Monseigneur, en effet la voit d’un œil bénin,
Et lui dit d’un voix discrète :
— Petite, à mon lever, vous reviendrez demain.
Elle s’en va très-satisfaite.
Toute la nuit aux yeux de sa Grandeur,
Viennent s’offrir les appas de la belle.
Quelle taille ! quels yeux ! quelle aimable pudeur !
Je m’y connais elle est pucelle.
Nous cueillerons demain cette rose nouvelle,
Ou nous aurons bien du malheur.
La nuit se passe ; enfin l’heure du lever sonne.
Monsieur Dumont, garçon intelligent,
À Monseigneur apporte un restaurant,
Puis fait entrer la petite personne.

Eh ! bonjour, mon cher ange ! allons, mettez-vous là.
— Monseigneur, pardonnez… le placet que voilà…
Nous avons tout le temps ; approchez donc, vous dis-je.
En vérité, vous êtes un prodige ;
De cette peau que j’aime la douceur !
Que cette bouche a de fraîcheur !
Je n’ai rien vu de si beau, je l’avoue. —
Et de baiser chaque chose qu’il loue ;
Et de son sein louer fort la blancheur ;
— Mais, monseigneur, mais, monseigneur…
— Eh ? ne soyez pas si honteuse,
Ma petite, écoutez : je veux vous rendre heureuse.
Mais il faut aussi me rendre heureux.
M’entendez-vous ? Non, monseigneur. — Tant mieux.
C’est-à-dire qu’il faut… qu’il faut me laisser faire.
— « Que faites-vous ? Attendez… écoutez…
« Je suis malade ; j’ai… — Que n’importe, ma chère,
Ah ! c’est en vain que vous me résistez. »
Ce fut en vain, la rose désirée
Fut arrachée en un moment,
On était surpris cependant
Que d’aucune épine entourée,
Elle eût cédé trop aisément,
Le placet va bientôt dévoiler ce mystère.
Ouvrez donc ce placet, monseigneur l’intendant.
Il l’ouvre et il voit : Madeleine Bellaire
« Ose prier votre Grandeur
« De vouloir la soustraire aux injustes poursuites
« Du chirurgien Levasseur,
« Qui demande cent francs pour cinq ou six visites,
« Tisane et cœtera, qui n’ont pu la guérir. »

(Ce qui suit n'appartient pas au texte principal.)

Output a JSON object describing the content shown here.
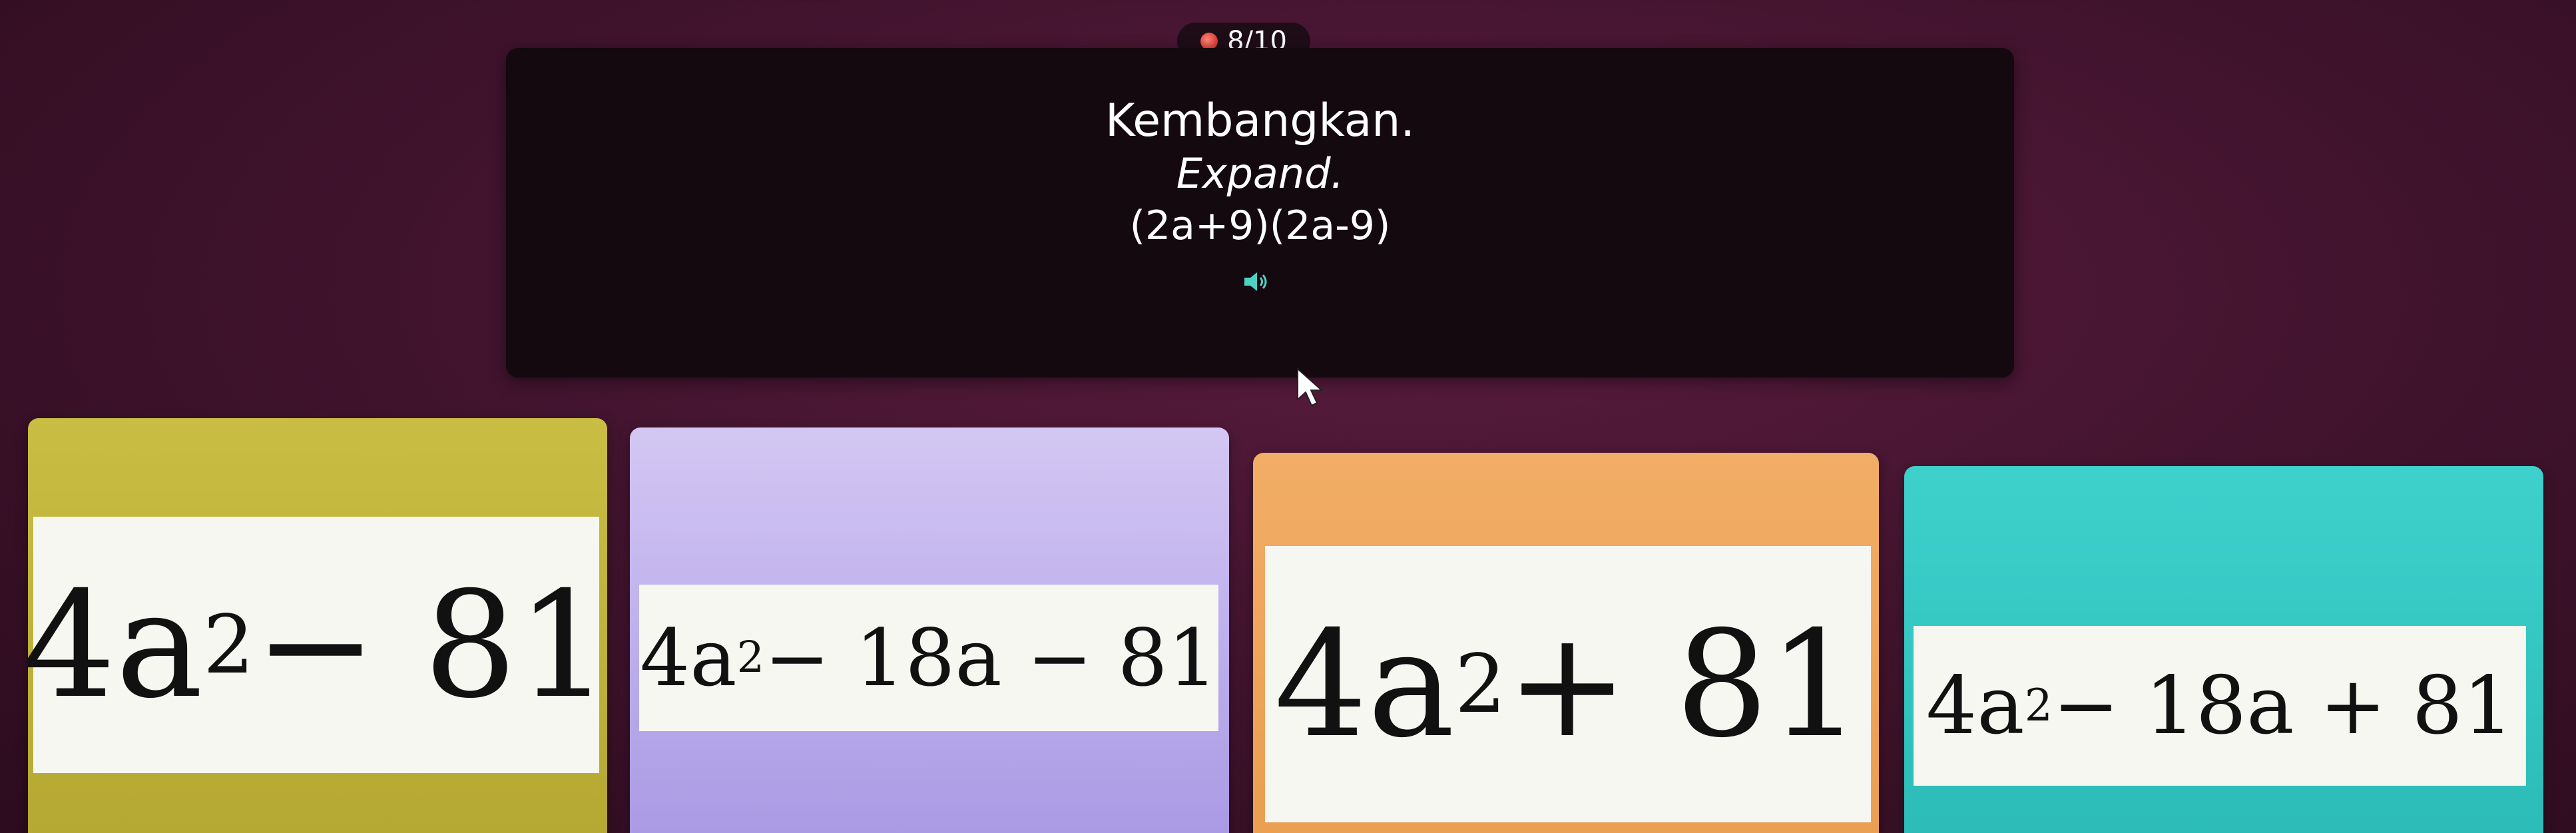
{
  "header": {
    "progress": "8/10"
  },
  "question": {
    "title": "Kembangkan.",
    "subtitle": "Expand.",
    "expression": "(2a+9)(2a-9)",
    "audio_icon": "speaker-icon"
  },
  "options": [
    {
      "base": "4a",
      "exp": "2",
      "rest": " − 81",
      "color": "#c2b53a"
    },
    {
      "base": "4a",
      "exp": "2",
      "rest": " − 18a − 81",
      "color": "#b9aaea"
    },
    {
      "base": "4a",
      "exp": "2",
      "rest": " + 81",
      "color": "#efa75e"
    },
    {
      "base": "4a",
      "exp": "2",
      "rest": " − 18a + 81",
      "color": "#35c7c2"
    }
  ]
}
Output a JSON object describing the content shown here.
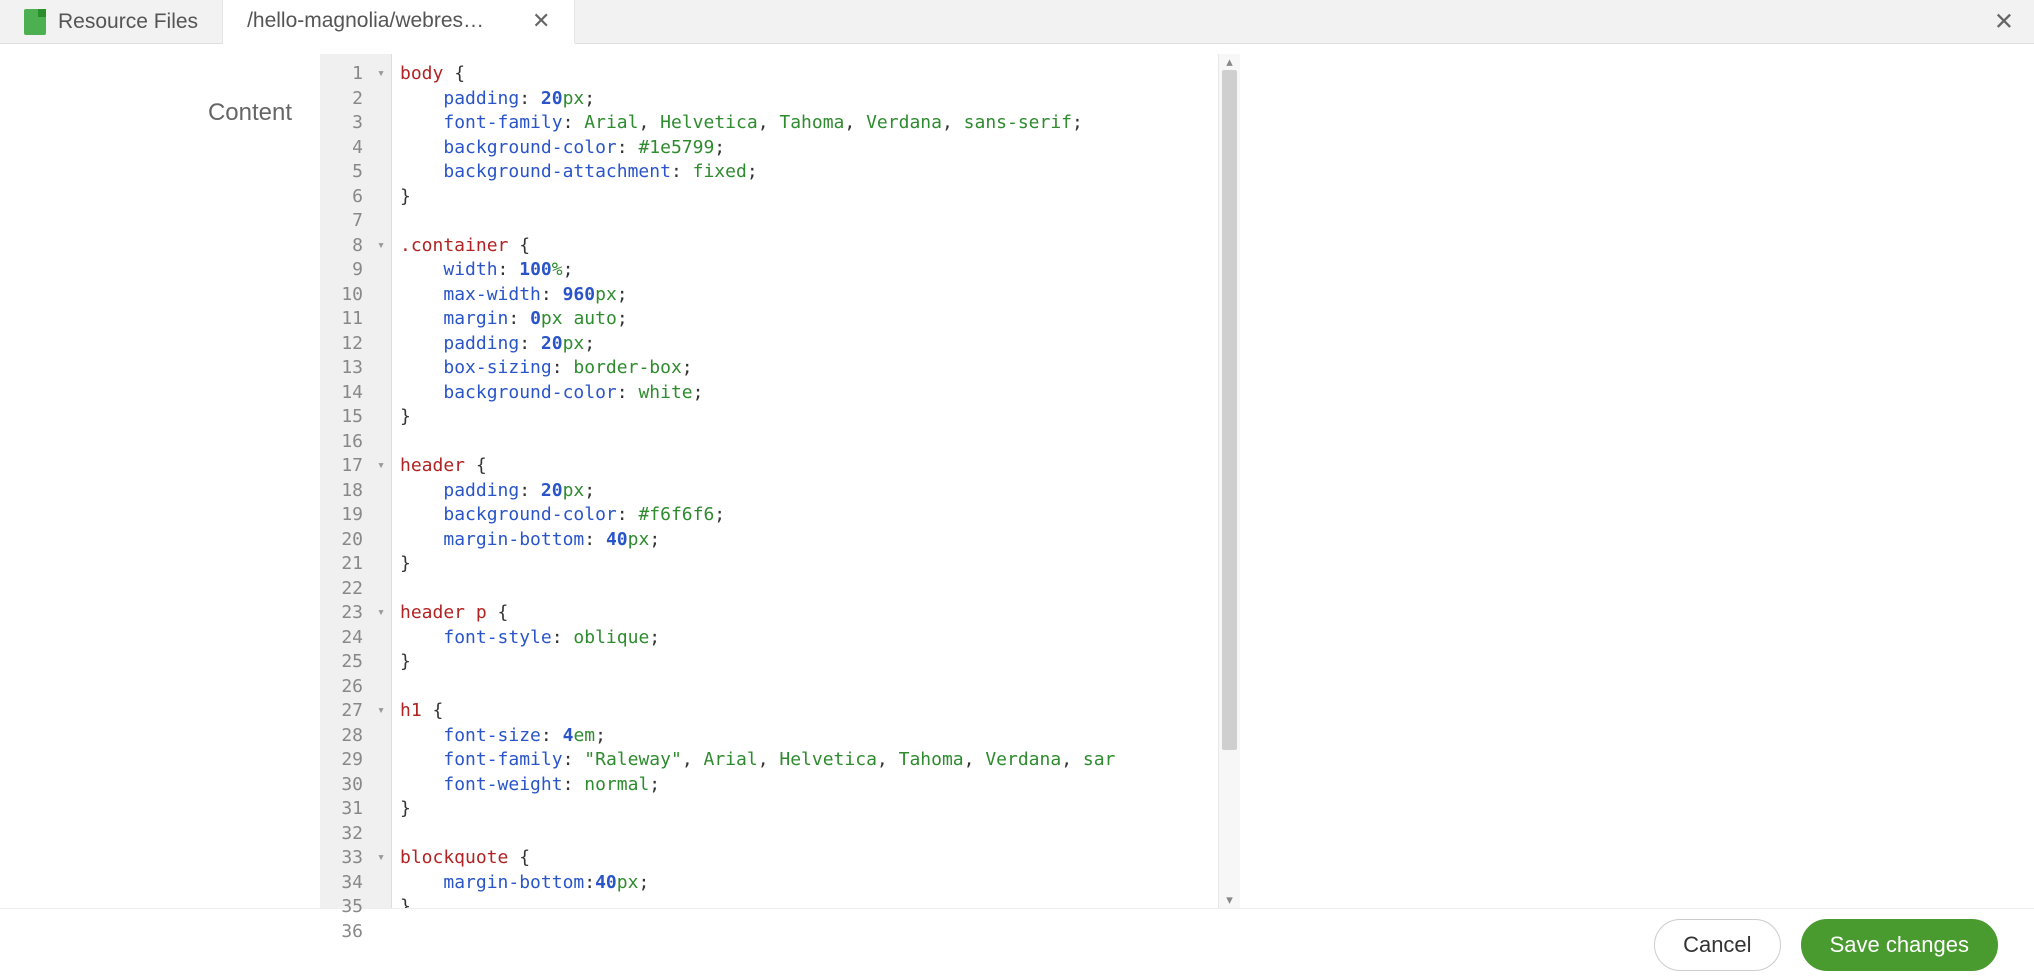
{
  "tabs": {
    "inactive_label": "Resource Files",
    "active_label": "/hello-magnolia/webres…"
  },
  "form": {
    "content_label": "Content"
  },
  "buttons": {
    "cancel": "Cancel",
    "save": "Save changes"
  },
  "editor": {
    "lines": [
      {
        "n": 1,
        "fold": true,
        "tokens": [
          [
            "sel",
            "body"
          ],
          [
            "pn",
            " {"
          ]
        ]
      },
      {
        "n": 2,
        "tokens": [
          [
            "pn",
            "    "
          ],
          [
            "prop",
            "padding"
          ],
          [
            "pn",
            ": "
          ],
          [
            "num",
            "20"
          ],
          [
            "unit",
            "px"
          ],
          [
            "pn",
            ";"
          ]
        ]
      },
      {
        "n": 3,
        "tokens": [
          [
            "pn",
            "    "
          ],
          [
            "prop",
            "font-family"
          ],
          [
            "pn",
            ": "
          ],
          [
            "val",
            "Arial"
          ],
          [
            "pn",
            ", "
          ],
          [
            "val",
            "Helvetica"
          ],
          [
            "pn",
            ", "
          ],
          [
            "val",
            "Tahoma"
          ],
          [
            "pn",
            ", "
          ],
          [
            "val",
            "Verdana"
          ],
          [
            "pn",
            ", "
          ],
          [
            "val",
            "sans-serif"
          ],
          [
            "pn",
            ";"
          ]
        ]
      },
      {
        "n": 4,
        "tokens": [
          [
            "pn",
            "    "
          ],
          [
            "prop",
            "background-color"
          ],
          [
            "pn",
            ": "
          ],
          [
            "val",
            "#1e5799"
          ],
          [
            "pn",
            ";"
          ]
        ]
      },
      {
        "n": 5,
        "tokens": [
          [
            "pn",
            "    "
          ],
          [
            "prop",
            "background-attachment"
          ],
          [
            "pn",
            ": "
          ],
          [
            "val",
            "fixed"
          ],
          [
            "pn",
            ";"
          ]
        ]
      },
      {
        "n": 6,
        "tokens": [
          [
            "pn",
            "}"
          ]
        ]
      },
      {
        "n": 7,
        "tokens": []
      },
      {
        "n": 8,
        "fold": true,
        "tokens": [
          [
            "sel",
            ".container"
          ],
          [
            "pn",
            " {"
          ]
        ]
      },
      {
        "n": 9,
        "tokens": [
          [
            "pn",
            "    "
          ],
          [
            "prop",
            "width"
          ],
          [
            "pn",
            ": "
          ],
          [
            "num",
            "100"
          ],
          [
            "unit",
            "%"
          ],
          [
            "pn",
            ";"
          ]
        ]
      },
      {
        "n": 10,
        "tokens": [
          [
            "pn",
            "    "
          ],
          [
            "prop",
            "max-width"
          ],
          [
            "pn",
            ": "
          ],
          [
            "num",
            "960"
          ],
          [
            "unit",
            "px"
          ],
          [
            "pn",
            ";"
          ]
        ]
      },
      {
        "n": 11,
        "tokens": [
          [
            "pn",
            "    "
          ],
          [
            "prop",
            "margin"
          ],
          [
            "pn",
            ": "
          ],
          [
            "num",
            "0"
          ],
          [
            "unit",
            "px"
          ],
          [
            "pn",
            " "
          ],
          [
            "val",
            "auto"
          ],
          [
            "pn",
            ";"
          ]
        ]
      },
      {
        "n": 12,
        "tokens": [
          [
            "pn",
            "    "
          ],
          [
            "prop",
            "padding"
          ],
          [
            "pn",
            ": "
          ],
          [
            "num",
            "20"
          ],
          [
            "unit",
            "px"
          ],
          [
            "pn",
            ";"
          ]
        ]
      },
      {
        "n": 13,
        "tokens": [
          [
            "pn",
            "    "
          ],
          [
            "prop",
            "box-sizing"
          ],
          [
            "pn",
            ": "
          ],
          [
            "val",
            "border-box"
          ],
          [
            "pn",
            ";"
          ]
        ]
      },
      {
        "n": 14,
        "tokens": [
          [
            "pn",
            "    "
          ],
          [
            "prop",
            "background-color"
          ],
          [
            "pn",
            ": "
          ],
          [
            "val",
            "white"
          ],
          [
            "pn",
            ";"
          ]
        ]
      },
      {
        "n": 15,
        "tokens": [
          [
            "pn",
            "}"
          ]
        ]
      },
      {
        "n": 16,
        "tokens": []
      },
      {
        "n": 17,
        "fold": true,
        "tokens": [
          [
            "sel",
            "header"
          ],
          [
            "pn",
            " {"
          ]
        ]
      },
      {
        "n": 18,
        "tokens": [
          [
            "pn",
            "    "
          ],
          [
            "prop",
            "padding"
          ],
          [
            "pn",
            ": "
          ],
          [
            "num",
            "20"
          ],
          [
            "unit",
            "px"
          ],
          [
            "pn",
            ";"
          ]
        ]
      },
      {
        "n": 19,
        "tokens": [
          [
            "pn",
            "    "
          ],
          [
            "prop",
            "background-color"
          ],
          [
            "pn",
            ": "
          ],
          [
            "val",
            "#f6f6f6"
          ],
          [
            "pn",
            ";"
          ]
        ]
      },
      {
        "n": 20,
        "tokens": [
          [
            "pn",
            "    "
          ],
          [
            "prop",
            "margin-bottom"
          ],
          [
            "pn",
            ": "
          ],
          [
            "num",
            "40"
          ],
          [
            "unit",
            "px"
          ],
          [
            "pn",
            ";"
          ]
        ]
      },
      {
        "n": 21,
        "tokens": [
          [
            "pn",
            "}"
          ]
        ]
      },
      {
        "n": 22,
        "tokens": []
      },
      {
        "n": 23,
        "fold": true,
        "tokens": [
          [
            "sel",
            "header p"
          ],
          [
            "pn",
            " {"
          ]
        ]
      },
      {
        "n": 24,
        "tokens": [
          [
            "pn",
            "    "
          ],
          [
            "prop",
            "font-style"
          ],
          [
            "pn",
            ": "
          ],
          [
            "val",
            "oblique"
          ],
          [
            "pn",
            ";"
          ]
        ]
      },
      {
        "n": 25,
        "tokens": [
          [
            "pn",
            "}"
          ]
        ]
      },
      {
        "n": 26,
        "tokens": []
      },
      {
        "n": 27,
        "fold": true,
        "tokens": [
          [
            "sel",
            "h1"
          ],
          [
            "pn",
            " {"
          ]
        ]
      },
      {
        "n": 28,
        "tokens": [
          [
            "pn",
            "    "
          ],
          [
            "prop",
            "font-size"
          ],
          [
            "pn",
            ": "
          ],
          [
            "num",
            "4"
          ],
          [
            "unit",
            "em"
          ],
          [
            "pn",
            ";"
          ]
        ]
      },
      {
        "n": 29,
        "tokens": [
          [
            "pn",
            "    "
          ],
          [
            "prop",
            "font-family"
          ],
          [
            "pn",
            ": "
          ],
          [
            "str",
            "\"Raleway\""
          ],
          [
            "pn",
            ", "
          ],
          [
            "val",
            "Arial"
          ],
          [
            "pn",
            ", "
          ],
          [
            "val",
            "Helvetica"
          ],
          [
            "pn",
            ", "
          ],
          [
            "val",
            "Tahoma"
          ],
          [
            "pn",
            ", "
          ],
          [
            "val",
            "Verdana"
          ],
          [
            "pn",
            ", "
          ],
          [
            "val",
            "sar"
          ]
        ]
      },
      {
        "n": 30,
        "tokens": [
          [
            "pn",
            "    "
          ],
          [
            "prop",
            "font-weight"
          ],
          [
            "pn",
            ": "
          ],
          [
            "val",
            "normal"
          ],
          [
            "pn",
            ";"
          ]
        ]
      },
      {
        "n": 31,
        "tokens": [
          [
            "pn",
            "}"
          ]
        ]
      },
      {
        "n": 32,
        "tokens": []
      },
      {
        "n": 33,
        "fold": true,
        "tokens": [
          [
            "sel",
            "blockquote"
          ],
          [
            "pn",
            " {"
          ]
        ]
      },
      {
        "n": 34,
        "tokens": [
          [
            "pn",
            "    "
          ],
          [
            "prop",
            "margin-bottom"
          ],
          [
            "pn",
            ":"
          ],
          [
            "num",
            "40"
          ],
          [
            "unit",
            "px"
          ],
          [
            "pn",
            ";"
          ]
        ]
      },
      {
        "n": 35,
        "tokens": [
          [
            "pn",
            "}"
          ]
        ]
      },
      {
        "n": 36,
        "tokens": []
      }
    ]
  }
}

— Serait-ce vous ! — Eh oui, pour vous servir.

— Comment, coquine ? — Eh quoi ! vous êtes en colère.
Ma faute est-elle volontaire ?
J’ai refusé d’y consentir.
Je disais pour vous avertir :
« Je suis malade, j’ai… » La chose était bien claire ;
Et puis, de voir mon placet tout d’abord
Vous auriez dû prendre la peine. —
Elle avait raison Madeleine :
Et monseigneur, sentant son tort,
Promit qu’à l’avenir, crainte d’erreurs nouvelles,
Il lirait les placets, surtout ceux des pucelles.